Querelles de statues en Roumanie

“Les juifs nous demandent de démolir les statues du maréchal Antonescu . comme les talibans l’ont fait avec celles de Bouddha” [dictateur de la Roumanie de 1940 à 1944, Antonescu engagea son pays au coté de l’Allemagne nazie], dénonçait récemment Corneliu Vadim Tudor. “En faisant de telles promesses, le Premier ministre roumain montre bien qu’il est analphabète en matière politique et historique. La première statue qu’il va toucher sera aussi sa tombe”.


Corneliu Vadim Tudor, leader de l’extrême droite roumaine passé tout près de la victoire lors de la dernière présidentielle, ne s’en cache pas : il est un admirateur de la Roumanie fasciste des années 30 et tient à ce que l’on honore sa mémoire. Au risque de semer la discorde dans le pays.
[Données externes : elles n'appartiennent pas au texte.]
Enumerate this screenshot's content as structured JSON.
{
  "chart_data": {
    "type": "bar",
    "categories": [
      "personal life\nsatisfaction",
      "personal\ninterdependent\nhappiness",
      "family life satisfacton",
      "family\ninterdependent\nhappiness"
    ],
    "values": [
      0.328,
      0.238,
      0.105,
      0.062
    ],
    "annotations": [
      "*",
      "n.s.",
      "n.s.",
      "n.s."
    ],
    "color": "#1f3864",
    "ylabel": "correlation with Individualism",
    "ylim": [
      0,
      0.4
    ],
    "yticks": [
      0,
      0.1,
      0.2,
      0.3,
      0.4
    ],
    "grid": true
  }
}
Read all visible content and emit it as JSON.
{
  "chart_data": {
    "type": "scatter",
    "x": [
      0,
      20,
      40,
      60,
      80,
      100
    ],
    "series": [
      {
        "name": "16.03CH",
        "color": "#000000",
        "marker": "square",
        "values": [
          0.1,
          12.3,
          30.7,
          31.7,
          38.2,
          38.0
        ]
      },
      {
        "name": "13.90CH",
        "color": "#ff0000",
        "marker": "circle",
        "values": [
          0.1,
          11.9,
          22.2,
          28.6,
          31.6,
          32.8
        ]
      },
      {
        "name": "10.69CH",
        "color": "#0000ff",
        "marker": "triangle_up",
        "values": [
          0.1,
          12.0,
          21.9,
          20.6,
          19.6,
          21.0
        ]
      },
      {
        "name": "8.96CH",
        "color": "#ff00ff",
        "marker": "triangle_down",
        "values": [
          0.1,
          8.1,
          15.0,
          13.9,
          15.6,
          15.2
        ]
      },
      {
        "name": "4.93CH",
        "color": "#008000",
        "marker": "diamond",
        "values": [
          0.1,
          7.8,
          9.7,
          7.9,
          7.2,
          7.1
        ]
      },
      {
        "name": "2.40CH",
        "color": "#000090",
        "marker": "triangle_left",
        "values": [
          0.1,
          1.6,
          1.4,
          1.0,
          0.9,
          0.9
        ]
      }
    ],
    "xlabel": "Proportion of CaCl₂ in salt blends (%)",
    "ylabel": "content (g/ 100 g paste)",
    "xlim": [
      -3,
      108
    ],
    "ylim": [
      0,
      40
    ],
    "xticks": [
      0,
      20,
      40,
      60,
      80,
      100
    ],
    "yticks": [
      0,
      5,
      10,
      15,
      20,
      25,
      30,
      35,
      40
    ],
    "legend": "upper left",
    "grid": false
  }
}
Pour Adrian Nastase, la Roumanie doit en effet s’attaquer “ aux symboles rappelant le maréchal controversé ”(1). Question de crédibilité sur la scène internationale. Le Premier ministre roumain a ainsi promis en novembre 2001 à la communauté juive américaine, d’interdire “ tous les symboles liés aux criminels de guerre ”. La tâche risque d’être ardue si l’on en croit le témoignage du journaliste Mirel Bran, qui a dénombré huit nouvelles statues du maréchal récemment érigées dans plusieurs grandes villes. Des effigies qui s’ajoutent aux nombreux boulevards et rues “Antonescu” présents dans les agglomérations roumaines.

La guerre des symboles

Cette “querelle des statues” n’est que le dernier épisode d’une vaste guerre des symboles opposant le gouvernement roumain aux groupes de pression nationalistes. La polémique engendrée est cependant lourde d’enjeux pour l’avenir européen de la Roumanie. En octobre 1999, l’Institute for war and peace reporting se fondait déjà sur l’avortement du projet de monument magyaro-roumain à Arad pour souligner l’échec de la réconciliation des peuples de Transylvanie. Les ministres des Affaires étrangères roumain et hongrois avaient en effet décidé trois mois plus tôt de construire un parc de réconciliation historique, dans la ville d’Arad, vieille cité de l’Empire austro-hongrois devenue roumaine en 1919. Ce projet devait se structurer autour d’un “ monument commémorant l’exécution par les Autrichiens de treize généraux hongrois à Arad en 1849 ainsi que de statues de personnalités roumaines originaires de Transylvanie ”(2). L’idée n’était pas nouvelle, loin de là. La construction de ce monument avait déjà été à l’ordre du jour au début du siècle passé. Le rattachement de la Transylvanie à la Roumanie en 1919 mit toutefois un terme à ce projet, les treize généraux étant tenus responsables par Bucarest du massacre de quarante mille Roumains lors de la révolution nationaliste de 1848.

Soixante-dix ans plus tard, dans l’Europe apaisée de l’après 1989, on pouvait espérer que les accusations des uns et des autres soient jaugées avec plus de sérénité. C’était sans compter les réactions acerbes de l’opposition nationaliste roumaine. Vadim Tudor, jamais avare de comparaisons de mauvais goût, déclara à qui voulait l’entendre que ce geste revenait à “ demander aux juifs d’ériger une statue d’Hitler au camp de concentration d’Auschwitz ”. Le gouvernement, assez partagé, fut contraint de reculer.

En cédant face aux ultra-nationalistes, il s’est tiré une balledans le pied. Ainsi, Vadim Tudor, passé maître dans l’instrumentalisation des symboles nationaux, construit son image de résistant, fidèle au peuple roumain.

Pour l’instant, de tels hommes trouvent aisément leur place sur la scène politique roumaine. Cette situation durera aussi longtemps que la Roumanie refusera son examen de conscience.

Par Elena PAVEL

 

1 Cf. l’article de Mirel Bran, “L’autre mémoire roumaine”, paru dans Le Monde du 7 mars 2002.
2 Cf. Le Rapport sur la crise des Balkans N° 86 du 2 octobre 1999, publié par l’Institute for war & peace reporting, article de Marian Chiriac, traduit par Cécile Fisler.